Contorna a cama e eu me contráio sobre ela, ele percebe, mas não diz nada, alcança o suporte com o soro vazio, tira, coloca outro.
— Então? — Ele se afasta um passo. — Eu sei que você fala. — O jeito que ele me olha é muito estranho, desvio meu olhar. — Preciso saber como está sua dor para ver a dosagem dos medicamentos que estou administrando, entende? — Fala comigo como se eu fosse uma criança, com calma e paciência, sem nenhum tipo de arrogância ou ignorância.
— Cinco. — Falo, mas sai muito baixa, limpo minha garganta seca. — Cinco. — Olho para ele, tentando adivinhar o que vai fazer. Sorri, estou começando a ficar com muito medo.
— Então vou continuar com a dosagem que já está tomando. — Ele pega um caderninho numa cômoda e anota. — Qual seu nome? Quer que eu ligue para alguém? — Olho para porta, está longe demais para o meu estado. Olho para ele, está com a sobrancelha erguida, esperando uma resposta.
— Ângela, meu nome é Ângela... — Arranha muito e dói, ele sai pela porta do quarto aberta e retorna com um copo de água.

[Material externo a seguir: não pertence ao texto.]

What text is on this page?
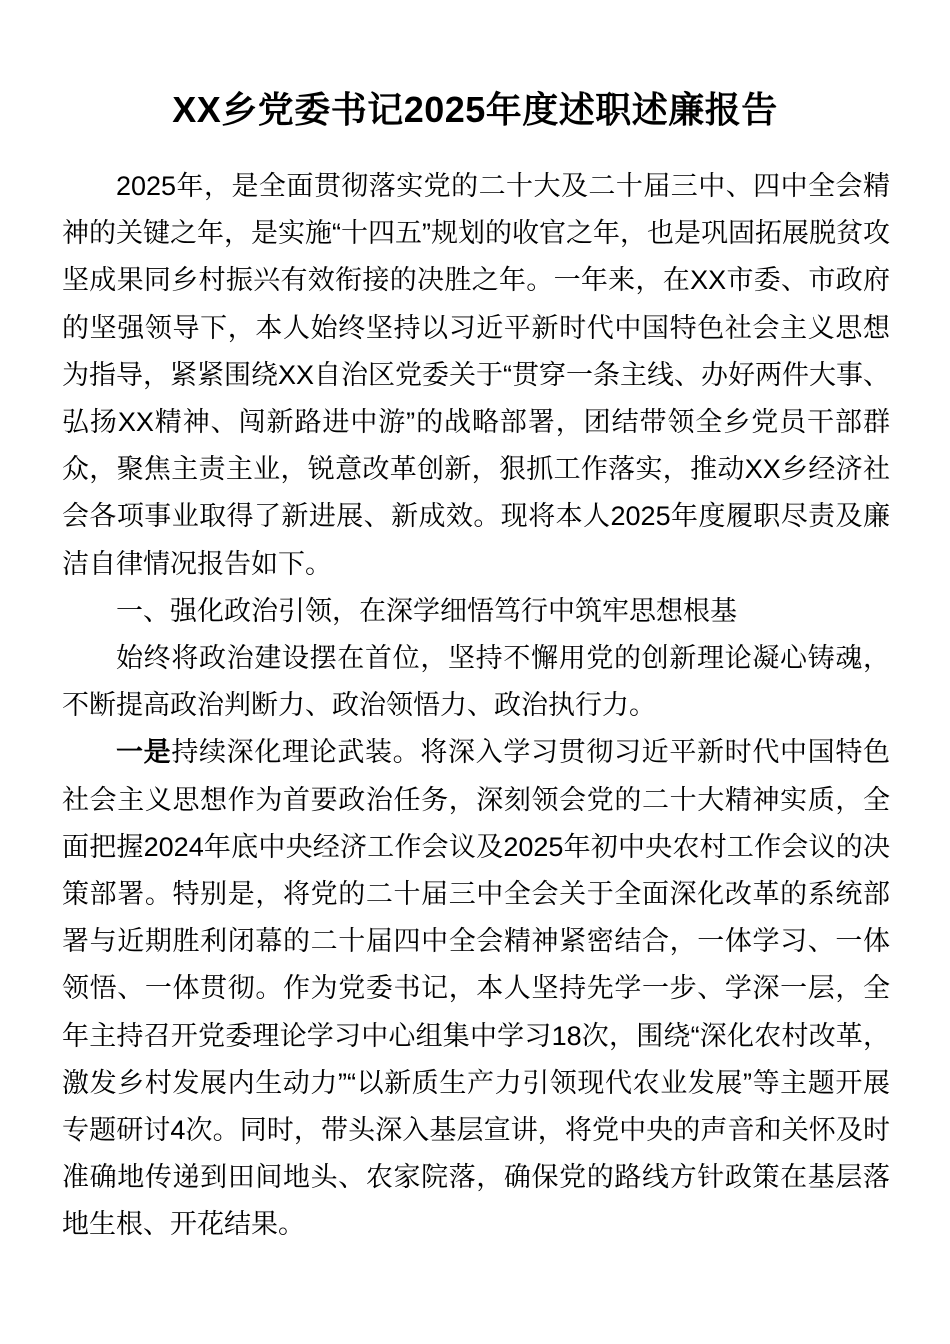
XX乡党委书记2025年度述职述廉报告

2025年，是全面贯彻落实党的二十大及二十届三中、四中全会精神的关键之年，是实施“十四五”规划的收官之年，也是巩固拓展脱贫攻坚成果同乡村振兴有效衔接的决胜之年。一年来，在XX市委、市政府的坚强领导下，本人始终坚持以习近平新时代中国特色社会主义思想为指导，紧紧围绕XX自治区党委关于“贯穿一条主线、办好两件大事、弘扬XX精神、闯新路进中游”的战略部署，团结带领全乡党员干部群众，聚焦主责主业，锐意改革创新，狠抓工作落实，推动XX乡经济社会各项事业取得了新进展、新成效。现将本人2025年度履职尽责及廉洁自律情况报告如下。

一、强化政治引领，在深学细悟笃行中筑牢思想根基

始终将政治建设摆在首位，坚持不懈用党的创新理论凝心铸魂，不断提高政治判断力、政治领悟力、政治执行力。

一是持续深化理论武装。将深入学习贯彻习近平新时代中国特色社会主义思想作为首要政治任务，深刻领会党的二十大精神实质，全面把握2024年底中央经济工作会议及2025年初中央农村工作会议的决策部署。特别是，将党的二十届三中全会关于全面深化改革的系统部署与近期胜利闭幕的二十届四中全会精神紧密结合，一体学习、一体领悟、一体贯彻。作为党委书记，本人坚持先学一步、学深一层，全年主持召开党委理论学习中心组集中学习18次，围绕“深化农村改革，激发乡村发展内生动力”“以新质生产力引领现代农业发展”等主题开展专题研讨4次。同时，带头深入基层宣讲，将党中央的声音和关怀及时准确地传递到田间地头、农家院落，确保党的路线方针政策在基层落地生根、开花结果。
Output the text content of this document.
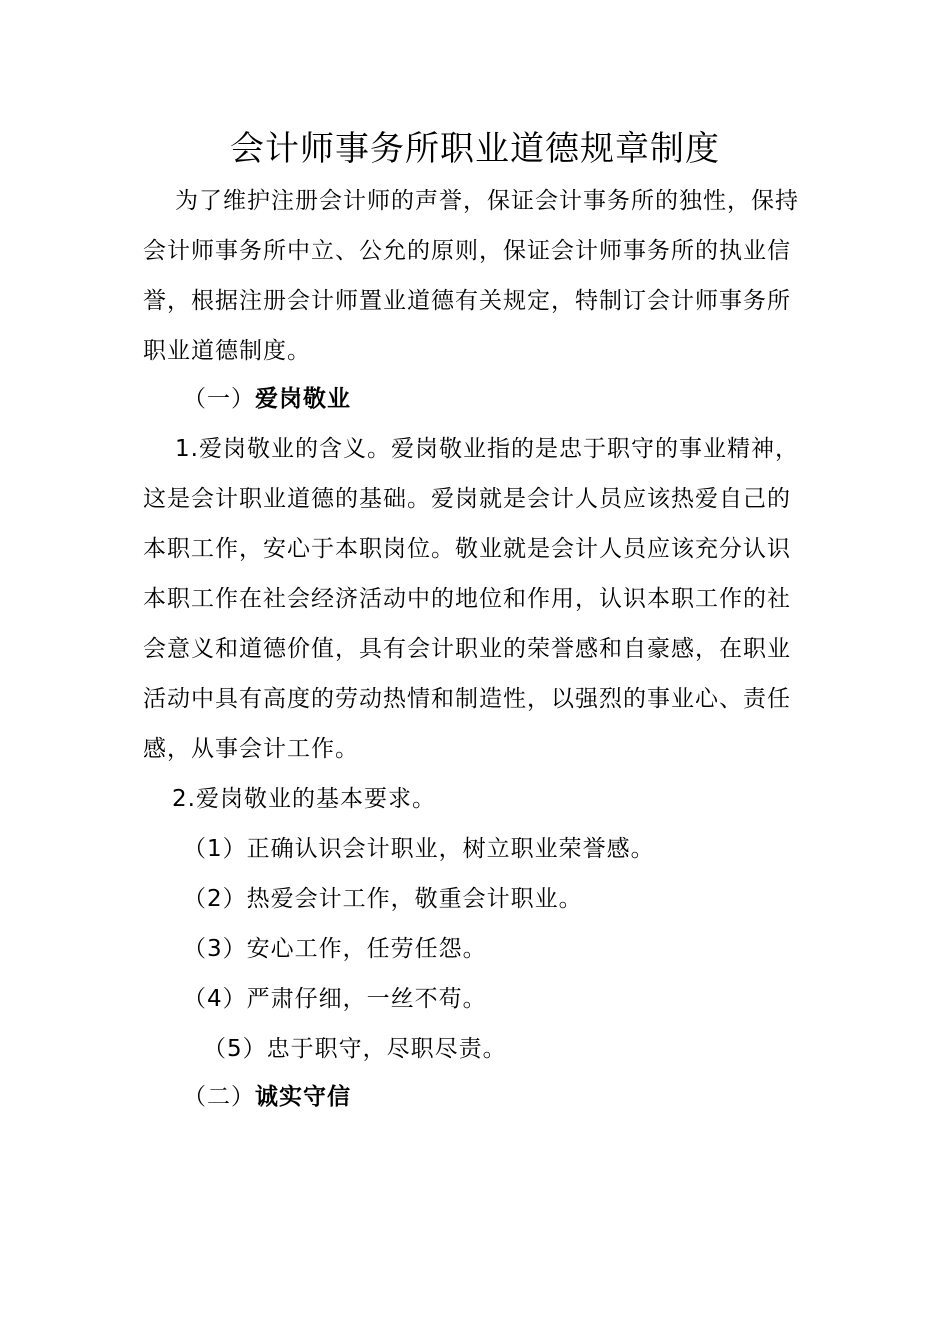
会计师事务所职业道德规章制度

为了维护注册会计师的声誉，保证会计事务所的独性，保持会计师事务所中立、公允的原则，保证会计师事务所的执业信誉，根据注册会计师置业道德有关规定，特制订会计师事务所职业道德制度。

（一）爱岗敬业

1.爱岗敬业的含义。爱岗敬业指的是忠于职守的事业精神，这是会计职业道德的基础。爱岗就是会计人员应该热爱自己的本职工作，安心于本职岗位。敬业就是会计人员应该充分认识本职工作在社会经济活动中的地位和作用，认识本职工作的社会意义和道德价值，具有会计职业的荣誉感和自豪感，在职业活动中具有高度的劳动热情和制造性，以强烈的事业心、责任感，从事会计工作。

2.爱岗敬业的基本要求。
（1）正确认识会计职业，树立职业荣誉感。
（2）热爱会计工作，敬重会计职业。
（3）安心工作，任劳任怨。
（4）严肃仔细，一丝不苟。
（5）忠于职守，尽职尽责。
（二）诚实守信
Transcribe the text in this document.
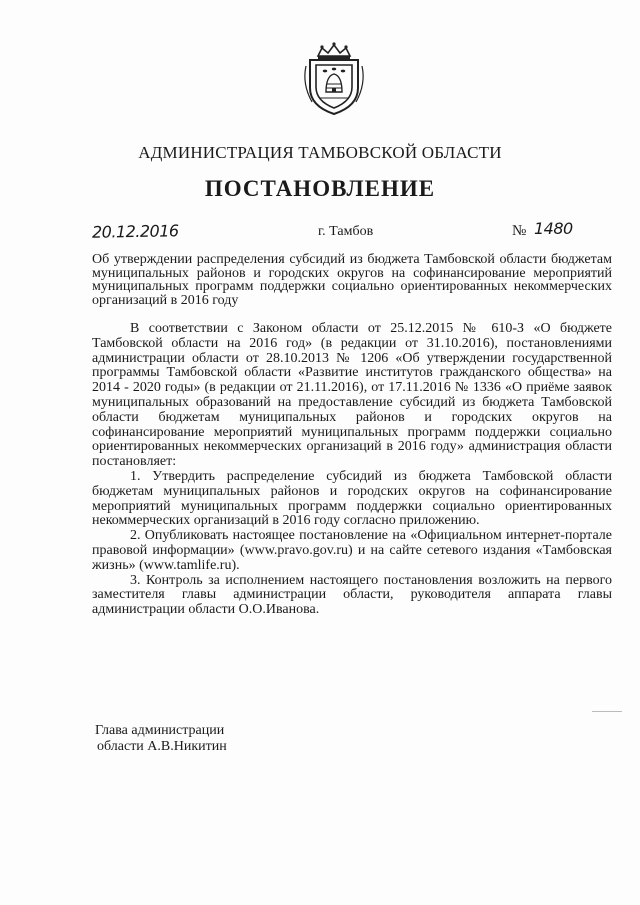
АДМИНИСТРАЦИЯ ТАМБОВСКОЙ ОБЛАСТИ
ПОСТАНОВЛЕНИЕ
20.12.2016	г. Тамбов	№ 1480
Об утверждении распределения субсидий из бюджета Тамбовской области бюджетам муниципальных районов и городских округов на софинансирование мероприятий муниципальных программ поддержки социально ориентированных некоммерческих организаций в 2016 году

В соответствии с Законом области от 25.12.2015 № 610-З «О бюджете Тамбовской области на 2016 год» (в редакции от 31.10.2016), постановлениями администрации области от 28.10.2013 № 1206 «Об утверждении государственной программы Тамбовской области «Развитие институтов гражданского общества» на 2014 - 2020 годы» (в редакции от 21.11.2016), от 17.11.2016 № 1336 «О приёме заявок муниципальных образований на предоставление субсидий из бюджета Тамбовской области бюджетам муниципальных районов и городских округов на софинансирование мероприятий муниципальных программ поддержки социально ориентированных некоммерческих организаций в 2016 году» администрация области постановляет:

1. Утвердить распределение субсидий из бюджета Тамбовской области бюджетам муниципальных районов и городских округов на софинансирование мероприятий муниципальных программ поддержки социально ориентированных некоммерческих организаций в 2016 году согласно приложению.

2. Опубликовать настоящее постановление на «Официальном интернет-портале правовой информации» (www.pravo.gov.ru) и на сайте сетевого издания «Тамбовская жизнь» (www.tamlife.ru).

3. Контроль за исполнением настоящего постановления возложить на первого заместителя главы администрации области, руководителя аппарата главы администрации области О.О.Иванова.

Глава администрации
области А.В.Никитин
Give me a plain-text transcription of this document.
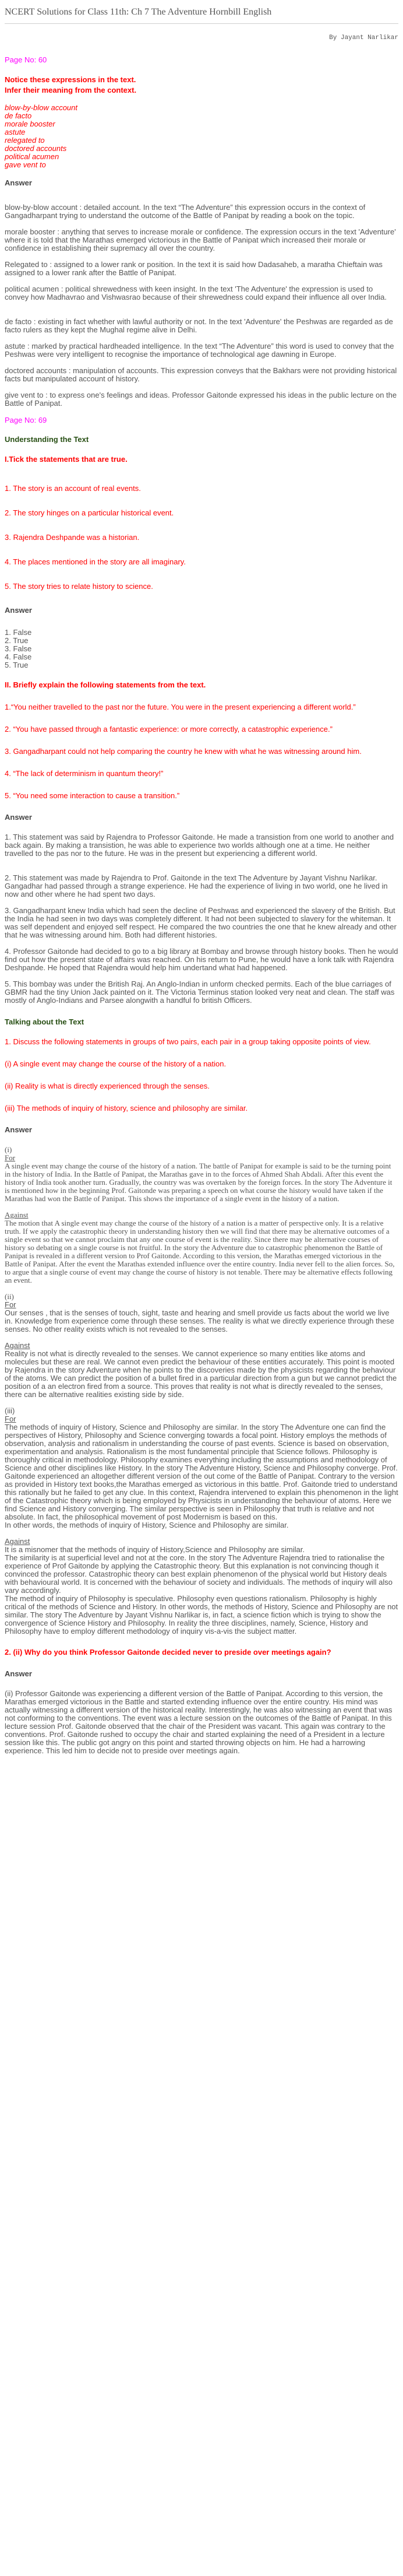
NCERT Solutions for Class 11th: Ch 7 The Adventure Hornbill English
By Jayant Narlikar
Page No: 60
Notice these expressions in the text.
Infer their meaning from the context.
blow-by-blow account
de facto
morale booster
astute
relegated to
doctored accounts
political acumen
gave vent to
Answer
blow-by-blow account : detailed account. In the text “The Adventure” this expression occurs in the context of Gangadharpant trying to understand the outcome of the Battle of Panipat by reading a book on the topic.
morale booster : anything that serves to increase morale or confidence. The expression occurs in the text 'Adventure' where it is told that the Marathas emerged victorious in the Battle of Panipat which increased their morale or confidence in establishing their supremacy all over the country.
Relegated to : assigned to a lower rank or position. In the text it is said how Dadasaheb, a maratha Chieftain was assigned to a lower rank after the Battle of Panipat.
political acumen : political shrewedness with keen insight. In the text 'The Adventure' the expression is used to convey how Madhavrao and Vishwasrao because of their shrewedness could expand their influence all over India.
de facto : existing in fact whether with lawful authority or not. In the text 'Adventure' the Peshwas are regarded as de facto rulers as they kept the Mughal regime alive in Delhi.
astute : marked by practical hardheaded intelligence. In the text “The Adventure” this word is used to convey that the Peshwas were very intelligent to recognise the importance of technological age dawning in Europe.
doctored accounts : manipulation of accounts. This expression conveys that the Bakhars were not providing historical facts but manipulated account of history.
give vent to : to express one's feelings and ideas. Professor Gaitonde expressed his ideas in the public lecture on the Battle of Panipat.
Page No: 69
Understanding the Text
I.Tick the statements that are true.
1. The story is an account of real events.
2. The story hinges on a particular historical event.
3. Rajendra Deshpande was a historian.
4. The places mentioned in the story are all imaginary.
5. The story tries to relate history to science.
Answer
1. False
2. True
3. False
4. False
5. True
II. Briefly explain the following statements from the text.
1.“You neither travelled to the past nor the future. You were in the present experiencing a different world.”
2. “You have passed through a fantastic experience: or more correctly, a catastrophic experience.”
3. Gangadharpant could not help comparing the country he knew with what he was witnessing around him.
4. “The lack of determinism in quantum theory!”
5. “You need some interaction to cause a transition.”
Answer
1. This statement was said by Rajendra to Professor Gaitonde. He made a transistion from one world to another and back again. By making a transistion, he was able to experience two worlds although one at a time. He neither travelled to the pas nor to the future. He was in the present but experiencing a different world.
2. This statement was made by Rajendra to Prof. Gaitonde in the text The Adventure by Jayant Vishnu Narlikar. Gangadhar had passed through a strange experience. He had the experience of living in two world, one he lived in now and other where he had spent two days.
3. Gangadharpant knew India which had seen the decline of Peshwas and experienced the slavery of the British. But the India he had seen in two days was completely different. It had not been subjected to slavery for the whiteman. It was self dependent and enjoyed self respect. He compared the two countries the one that he knew already and other that he was witnessing around him. Both had different histories.
4. Professor Gaitonde had decided to go to a big library at Bombay and browse through history books. Then he would find out how the present state of affairs was reached. On his return to Pune, he would have a lonk talk with Rajendra Deshpande. He hoped that Rajendra would help him undertand what had happened.
5. This bombay was under the British Raj. An Anglo-Indian in unform checked permits. Each of the blue carriages of GBMR had the tiny Union Jack painted on it. The Victoria Terminus station looked very neat and clean. The staff was mostly of Anglo-Indians and Parsee alongwith a handful fo british Officers.
Talking about the Text
1. Discuss the following statements in groups of two pairs, each pair in a group taking opposite points of view.
(i) A single event may change the course of the history of a nation.
(ii) Reality is what is directly experienced through the senses.
(iii) The methods of inquiry of history, science and philosophy are similar.
Answer
(i)
For
A single event may change the course of the history of a nation. The battle of Panipat for example is said to be the turning point in the history of India. In the Battle of Panipat, the Marathas gave in to the forces of Ahmed Shah Abdali. After this event the history of India took another turn. Gradually, the country was was overtaken by the foreign forces. In the story The Adventure it is mentioned how in the beginning Prof. Gaitonde was preparing a speech on what course the history would have taken if the Marathas had won the Battle of Panipat. This shows the importance of a single event in the history of a nation.
Against
The motion that A single event may change the course of the history of a nation is a matter of perspective only. It is a relative truth. If we apply the catastrophic theory in understanding history then we will find that there may be alternative outcomes of a single event so that we cannot proclaim that any one course of event is the reality. Since there may be alternative courses of history so debating on a single course is not fruitful. In the story the Adventure due to catastrophic phenomenon the Battle of Panipat is revealed in a different version to Prof Gaitonde. According to this version, the Marathas emerged victorious in the Battle of Panipat. After the event the Marathas extended influence over the entire country. India never fell to the alien forces. So, to argue that a single course of event may change the course of history is not tenable. There may be alternative effects following an event.
(ii)
For
Our senses , that is the senses of touch, sight, taste and hearing and smell provide us facts about the world we live in. Knowledge from experience come through these senses. The reality is what we directly experience through these senses. No other reality exists which is not revealed to the senses.
Against
Reality is not what is directly revealed to the senses. We cannot experience so many entities like atoms and molecules but these are real. We cannot even predict the behaviour of these entities accurately. This point is mooted by Rajendra in the story Adventure when he points to the discoveries made by the physicists regarding the behaviour of the atoms. We can predict the position of a bullet fired in a particular direction from a gun but we cannot predict the position of a an electron fired from a source. This proves that reality is not what is directly revealed to the senses, there can be alternative realities existing side by side.
(iii)
For
The methods of inquiry of History, Science and Philosophy are similar. In the story The Adventure one can find the perspectives of History, Philosophy and Science converging towards a focal point. History employs the methods of observation, analysis and rationalism in understanding the course of past events. Science is based on observation, experimentation and analysis. Rationalism is the most fundamental principle that Science follows. Philosophy is thoroughly critical in methodology. Philosophy examines everything including the assumptions and methodology of Science and other disciplines like History. In the story The Adventure History, Science and Philosophy converge. Prof. Gaitonde experienced an altogether different version of the out come of the Battle of Panipat. Contrary to the version as provided in History text books,the Marathas emerged as victorious in this battle. Prof. Gaitonde tried to understand this rationally but he failed to get any clue. In this context, Rajendra intervened to explain this phenomenon in the light of the Catastrophic theory which is being employed by Physicists in understanding the behaviour of atoms. Here we find Science and History converging. The similar perspective is seen in Philosophy that truth is relative and not absolute. In fact, the philosophical movement of post Modernism is based on this.
In other words, the methods of inquiry of History, Science and Philosophy are similar.
Against
It is a misnomer that the methods of inquiry of History,Science and Philosophy are similar.
The similarity is at superficial level and not at the core. In the story The Adventure Rajendra tried to rationalise the experience of Prof Gaitonde by applying the Catastrophic theory. But this explanation is not convincing though it convinced the professor. Catastrophic theory can best explain phenomenon of the physical world but History deals with behavioural world. It is concerned with the behaviour of society and individuals. The methods of inquiry will also vary accordingly.
The method of inquiry of Philosophy is speculative. Philosophy even questions rationalism. Philosophy is highly critical of the methods of Science and History. In other words, the methods of History, Science and Philosophy are not similar. The story The Adventure by Jayant Vishnu Narlikar is, in fact, a science fiction which is trying to show the convergence of Science History and Philosophy. In reality the three disciplines, namely, Science, History and Philosophy have to employ different methodology of inquiry vis-a-vis the subject matter.
2. (ii) Why do you think Professor Gaitonde decided never to preside over meetings again?
Answer
(ii) Professor Gaitonde was experiencing a different version of the Battle of Panipat. According to this version, the Marathas emerged victorious in the Battle and started extending influence over the entire country. His mind was actually witnessing a different version of the historical reality. Interestingly, he was also witnessing an event that was not conforming to the conventions. The event was a lecture session on the outcomes of the Battle of Panipat. In this lecture session Prof. Gaitonde observed that the chair of the President was vacant. This again was contrary to the conventions. Prof. Gaitonde rushed to occupy the chair and started explaining the need of a President in a lecture session like this. The public got angry on this point and started throwing objects on him. He had a harrowing experience. This led him to decide not to preside over meetings again.
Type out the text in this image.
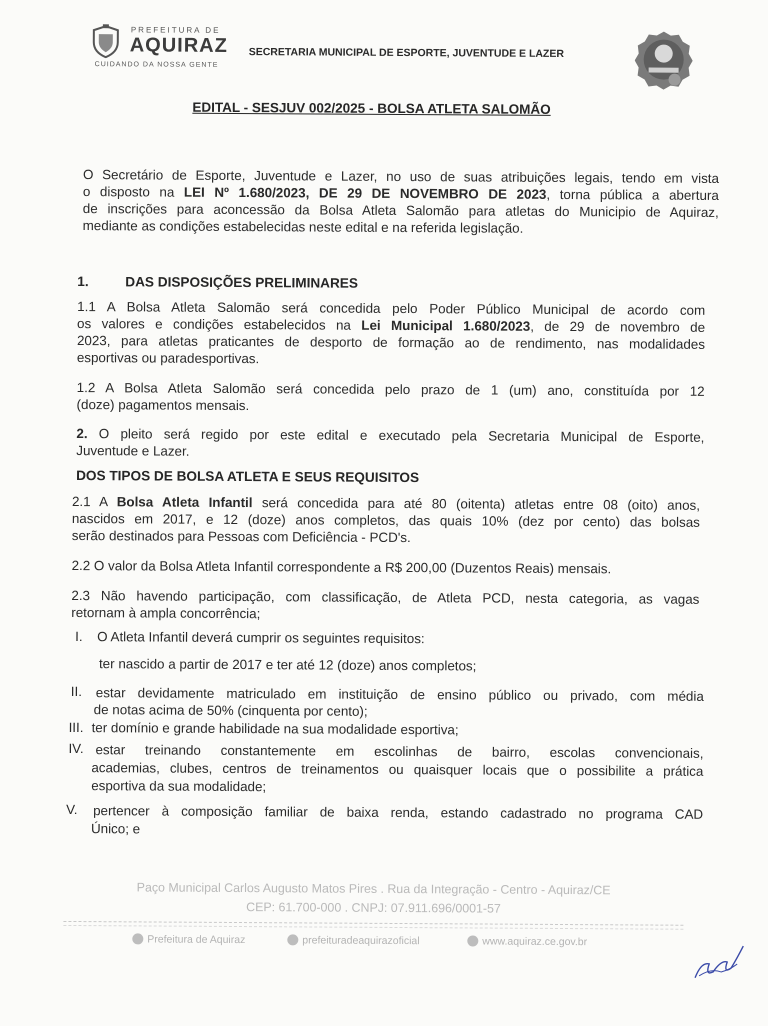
PREFEITURA DE
AQUIRAZ
CUIDANDO DA NOSSA GENTE
SECRETARIA MUNICIPAL DE ESPORTE, JUVENTUDE E LAZER
EDITAL - SESJUV 002/2025 - BOLSA ATLETA SALOMÃO
O Secretário de Esporte, Juventude e Lazer, no uso de suas atribuições legais, tendo em vista
o disposto na LEI Nº 1.680/2023, DE 29 DE NOVEMBRO DE 2023, torna pública a abertura
de inscrições para aconcessão da Bolsa Atleta Salomão para atletas do Municipio de Aquiraz,
mediante as condições estabelecidas neste edital e na referida legislação.
1.	DAS DISPOSIÇÕES PRELIMINARES
1.1 A Bolsa Atleta Salomão será concedida pelo Poder Público Municipal de acordo com
os valores e condições estabelecidos na Lei Municipal 1.680/2023, de 29 de novembro de
2023, para atletas praticantes de desporto de formação ao de rendimento, nas modalidades
esportivas ou paradesportivas.
1.2 A Bolsa Atleta Salomão será concedida pelo prazo de 1 (um) ano, constituída por 12
(doze) pagamentos mensais.
2. O pleito será regido por este edital e executado pela Secretaria Municipal de Esporte,
Juventude e Lazer.
DOS TIPOS DE BOLSA ATLETA E SEUS REQUISITOS
2.1 A Bolsa Atleta Infantil será concedida para até 80 (oitenta) atletas entre 08 (oito) anos,
nascidos em 2017, e 12 (doze) anos completos, das quais 10% (dez por cento) das bolsas
serão destinados para Pessoas com Deficiência - PCD's.
2.2 O valor da Bolsa Atleta Infantil correspondente a R$ 200,00 (Duzentos Reais) mensais.
2.3 Não havendo participação, com classificação, de Atleta PCD, nesta categoria, as vagas
retornam à ampla concorrência;
I. O Atleta Infantil deverá cumprir os seguintes requisitos:
ter nascido a partir de 2017 e ter até 12 (doze) anos completos;
II. estar devidamente matriculado em instituição de ensino público ou privado, com média
de notas acima de 50% (cinquenta por cento);
III. ter domínio e grande habilidade na sua modalidade esportiva;
IV. estar treinando constantemente em escolinhas de bairro, escolas convencionais,
academias, clubes, centros de treinamentos ou quaisquer locais que o possibilite a prática
esportiva da sua modalidade;
V. pertencer à composição familiar de baixa renda, estando cadastrado no programa CAD
Único; e
Paço Municipal Carlos Augusto Matos Pires . Rua da Integração - Centro - Aquiraz/CE
CEP: 61.700-000 . CNPJ: 07.911.696/0001-57
Prefeitura de Aquiraz	prefeituradeaquirazoficial	www.aquiraz.ce.gov.br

— Posso te ajudar? — Pergunta a um passo da cama. Balanço a cabeça, ele coloca o copo no criado mudo ao lado da cama, se estica sobre mim, e eu posso sentir seu cheiro mais uma vez, é bom, o cheiro é bom, não é forte, nem enjoativo. Pega um travesseiro, coloca a mão atrás da minha nuca e me levanta um pouco, colocando dois travesseiros atrás de mim, assim fico um pouco sentada. — Respire fundo. — Obeceço. — Tonta?
— Um pouco. — Olho sedenta para o copo de água. Ele pega e coloca em minha mão.
— Beba devagar, pode sentir náusea. — Faço como diz, tomo apenas um pequeno gole, mesmo querendo engolir toda água de uma vez só. — Pronto. — Toma o copo da minha mão e coloca sobre o criado mudo ao meu alcance. — Em poucos minutos você bebe mais um pouco. Quer que eu traga o telefone, assim você liga para alguém, sua família ou amigos? — Insiste. Desvio meu olhar. Não tem. Sou só eu, sozinha.
— Eu vou embora assim que conseguir levantar. — Digo logo, ele estreita os olhos.
— Insisto que deve ligar para alguém. — Sua voz soa firme.
— Não tem ninguém, eu não tenho ninguém. — Contrai os lábios firmes.
— Entendo, então, o seu quadro requer cuidados, você precisa tomar antibióticos, está com pneumonia e algumas de suas feridas estão infeccionadas. — Começa a explicar.
— Eu vou... — Engulo em seco. — Vou morrer?
— Claro que não. — Sorri daquele jeito, como se o mundo fosse bonito. — Só precisa tomar os medicamentos nos horários certos, o seu braço está quebrado, o ideal seria realizar um raio-x. — Olho para o meu braço imobilizado contra meu peito, as faixas cobriam meus s***s, eu mantinha o lençol cobrindo o restante do meu corpo. — Olha, você pode ficar aqui, até se sentir melhor, depois eu posso te levar pra sua casa.
Sinto vontade de rir dele, parece tão feliz, tão, não sei explicar, não consigo identificar o que é, bondade sei que não é, por que eu nunca conheci ninguém bom de verdade, sempre quero algo em troca.
Realmente não tenho pra onde ir, ou a quem recorrer, então apenas concordo com o que diz. Eu posso aguentar, ou dar a ele o que ele quer, quando estiver melhor.
— Certo, eu vou comprar algumas coisas, minha geladeira só tem pizza. — Eu adoro pizza, adoro qualquer comida, meu estômago ronca muito alto, ele começa a rir alto. — Acho que isso é bom.
Não consigo não olhar pra ele incrédula, esse homem deve ser um psicopata, daqueles muito malvados, o tipo que cuida e mata aos poucos, sim, deve ser isso.
— Não levante, assim que eu chegar te ajudo. — Só faço concordar, é o melhor a se fazer, não quero irritar ele de alguma forma, dizendo o que ele não quer ouvir.
Ele abre uma gaveta, pega uma roupa e sai, fecha a porta, aposto que passou a chave. Tô ferrada, vou ter que fugir, mas nem sei se vou conseguir, estou fraca.
Olho para o quarto, é muito organizado, não tem nada fora do lugar, pego o corpo, bebo alguns goles, sinto a ânsia, fecho meus olhos e respiro fundo.
Meu corpo está um pouco sujo de sangue, estou me sentindo estranha e suada. Ouço o barulho de porta sendo fechada. Saiu. É minha chance, preciso fugir. Tem que ser agora. Afasto o lençol, preciso pegar alguma roupa dele e vestir, coloco as pernas pra fora. Puxo com meus dentes o soro em meu braço, sangra, mas é o de menos. Levanto dou um passo e desmaio, caindo com tudo no chão.